Obama halted the march to war with Iran in its tracks and opened up diplomacy, but because the US still wages war somewhere, on some level, he's Dick Cheney. We have Obamacare, but because it involves mandates and private health insurers rather than a purely public system, it's the same as doing nothing and letting millions die from lack of healthcare. Then there's the ever-present "What has he done for us lately?" which never seems to acknowledge the existence of the other two branches of government, like if Obama were a true liberal President, he would magically overcome a bottomlessly corrupt GOP Congress by the sheer force of his progressive piety.
The attention paid by the American left to a subject tends to be inversely proportional to its own influence over it, so Congress - which we can affect much more quickly and effectively than any other aspect of the federal government - gets short shrift in these conversations. When it decides (usually erroneously) that the White House is failing to meet its obligations, does the American left then say "Hey, there's a midterm election coming up, let's take over Congress and force the Executive branch to the left from another branch"? Of course not. Because achievement is the enemy.
An achievement-oriented, left-dominated Congress would be extremely effectual - far more so even than having a liberal President - and yet that goal makes a vanishingly small element of political activism and conversation on the left. It would be so effectual that the other two branches, even if in the hands of the radical right, would be constantly on the defensive: A right-wing Republican (but I repeat myself) in the White House would have to practically automate the process of vetoes, and would frequently be overridden; and the Lawless Five on the Supreme Court would have to be in session 24/7 to strike down all the progressive legislation, probably resulting in some Constitutional amendments passing to override them or at least check their radical judicial abuses of power.
So, in summary, this is why the American left is far less effective than the European left:
1. Self-absorbed and insular, waiting for the country to come to it rather than acting as bold missionaries for its values.
2. Flighty and abstract, obsessing on symbols and feelings while treating objective judgment and logic as profane.
3. A negative self-definition that unjustly concedes the moral substance of American culture to false right-wing definitions.

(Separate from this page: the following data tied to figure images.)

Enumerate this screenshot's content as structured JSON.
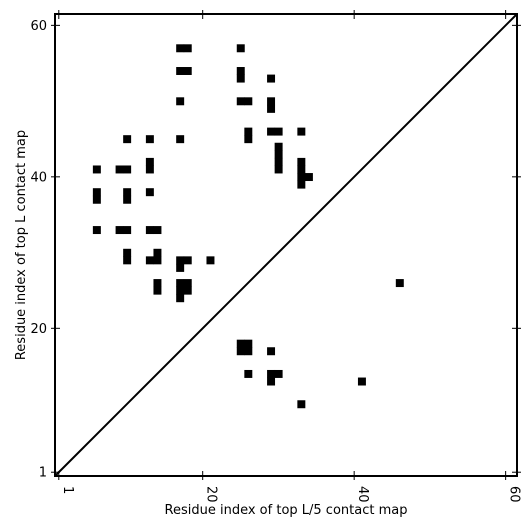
{
  "chart_data": {
    "type": "heatmap",
    "title": "",
    "xlabel": "Residue index of top L/5 contact map",
    "ylabel": "Residue index of top L contact map",
    "xlim": [
      0.5,
      61.5
    ],
    "ylim": [
      0.5,
      61.5
    ],
    "x_ticks": [
      1,
      20,
      40,
      60
    ],
    "y_ticks": [
      1,
      20,
      40,
      60
    ],
    "x_tick_labels": [
      "1",
      "20",
      "40",
      "60"
    ],
    "y_tick_labels": [
      "1",
      "20",
      "40",
      "60"
    ],
    "x_tick_rotation": -90,
    "grid": false,
    "diagonal_line": true,
    "cell_color": "#000000",
    "background_color": "#ffffff",
    "cells": [
      {
        "x": 17,
        "y": 57
      },
      {
        "x": 18,
        "y": 57
      },
      {
        "x": 25,
        "y": 57
      },
      {
        "x": 17,
        "y": 54
      },
      {
        "x": 18,
        "y": 54
      },
      {
        "x": 25,
        "y": 54
      },
      {
        "x": 25,
        "y": 53
      },
      {
        "x": 29,
        "y": 53
      },
      {
        "x": 17,
        "y": 50
      },
      {
        "x": 25,
        "y": 50
      },
      {
        "x": 26,
        "y": 50
      },
      {
        "x": 29,
        "y": 50
      },
      {
        "x": 29,
        "y": 49
      },
      {
        "x": 10,
        "y": 45
      },
      {
        "x": 13,
        "y": 45
      },
      {
        "x": 17,
        "y": 45
      },
      {
        "x": 26,
        "y": 46
      },
      {
        "x": 26,
        "y": 45
      },
      {
        "x": 29,
        "y": 46
      },
      {
        "x": 30,
        "y": 46
      },
      {
        "x": 33,
        "y": 46
      },
      {
        "x": 30,
        "y": 44
      },
      {
        "x": 30,
        "y": 43
      },
      {
        "x": 30,
        "y": 42
      },
      {
        "x": 30,
        "y": 41
      },
      {
        "x": 13,
        "y": 42
      },
      {
        "x": 13,
        "y": 41
      },
      {
        "x": 6,
        "y": 41
      },
      {
        "x": 9,
        "y": 41
      },
      {
        "x": 10,
        "y": 41
      },
      {
        "x": 33,
        "y": 42
      },
      {
        "x": 33,
        "y": 41
      },
      {
        "x": 33,
        "y": 40
      },
      {
        "x": 33,
        "y": 39
      },
      {
        "x": 34,
        "y": 40
      },
      {
        "x": 6,
        "y": 38
      },
      {
        "x": 6,
        "y": 37
      },
      {
        "x": 10,
        "y": 38
      },
      {
        "x": 10,
        "y": 37
      },
      {
        "x": 13,
        "y": 38
      },
      {
        "x": 6,
        "y": 33
      },
      {
        "x": 9,
        "y": 33
      },
      {
        "x": 10,
        "y": 33
      },
      {
        "x": 13,
        "y": 33
      },
      {
        "x": 14,
        "y": 33
      },
      {
        "x": 10,
        "y": 30
      },
      {
        "x": 10,
        "y": 29
      },
      {
        "x": 14,
        "y": 30
      },
      {
        "x": 13,
        "y": 29
      },
      {
        "x": 14,
        "y": 29
      },
      {
        "x": 17,
        "y": 29
      },
      {
        "x": 18,
        "y": 29
      },
      {
        "x": 17,
        "y": 28
      },
      {
        "x": 21,
        "y": 29
      },
      {
        "x": 14,
        "y": 26
      },
      {
        "x": 14,
        "y": 25
      },
      {
        "x": 17,
        "y": 26
      },
      {
        "x": 18,
        "y": 26
      },
      {
        "x": 17,
        "y": 25
      },
      {
        "x": 18,
        "y": 25
      },
      {
        "x": 17,
        "y": 24
      },
      {
        "x": 46,
        "y": 26
      },
      {
        "x": 25,
        "y": 18
      },
      {
        "x": 26,
        "y": 18
      },
      {
        "x": 25,
        "y": 17
      },
      {
        "x": 26,
        "y": 17
      },
      {
        "x": 29,
        "y": 17
      },
      {
        "x": 26,
        "y": 14
      },
      {
        "x": 29,
        "y": 14
      },
      {
        "x": 30,
        "y": 14
      },
      {
        "x": 29,
        "y": 13
      },
      {
        "x": 41,
        "y": 13
      },
      {
        "x": 33,
        "y": 10
      }
    ]
  }
}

4. Rewards dereliction by political leaders who fill the void of accomplishment with ineffectual symbolic advocacy.
5. Punishes leaders who produce tangible achievements by obsessing on flaws as measured against nonexistent fantasy programs rather than against the preceding state of affairs.
6. Virtually ignores Congress - the most effectual branch of government to control - in favor of obsessing on the Executive Branch.
7. Instinctively prefers the personal freedom of being inconsequential over the moral dangers of governing effectively.
If you see any of this in yourself, address it and you will - by however small a measure - make the country a better place, make better decisions as a citizen, and probably be more effective as an activist.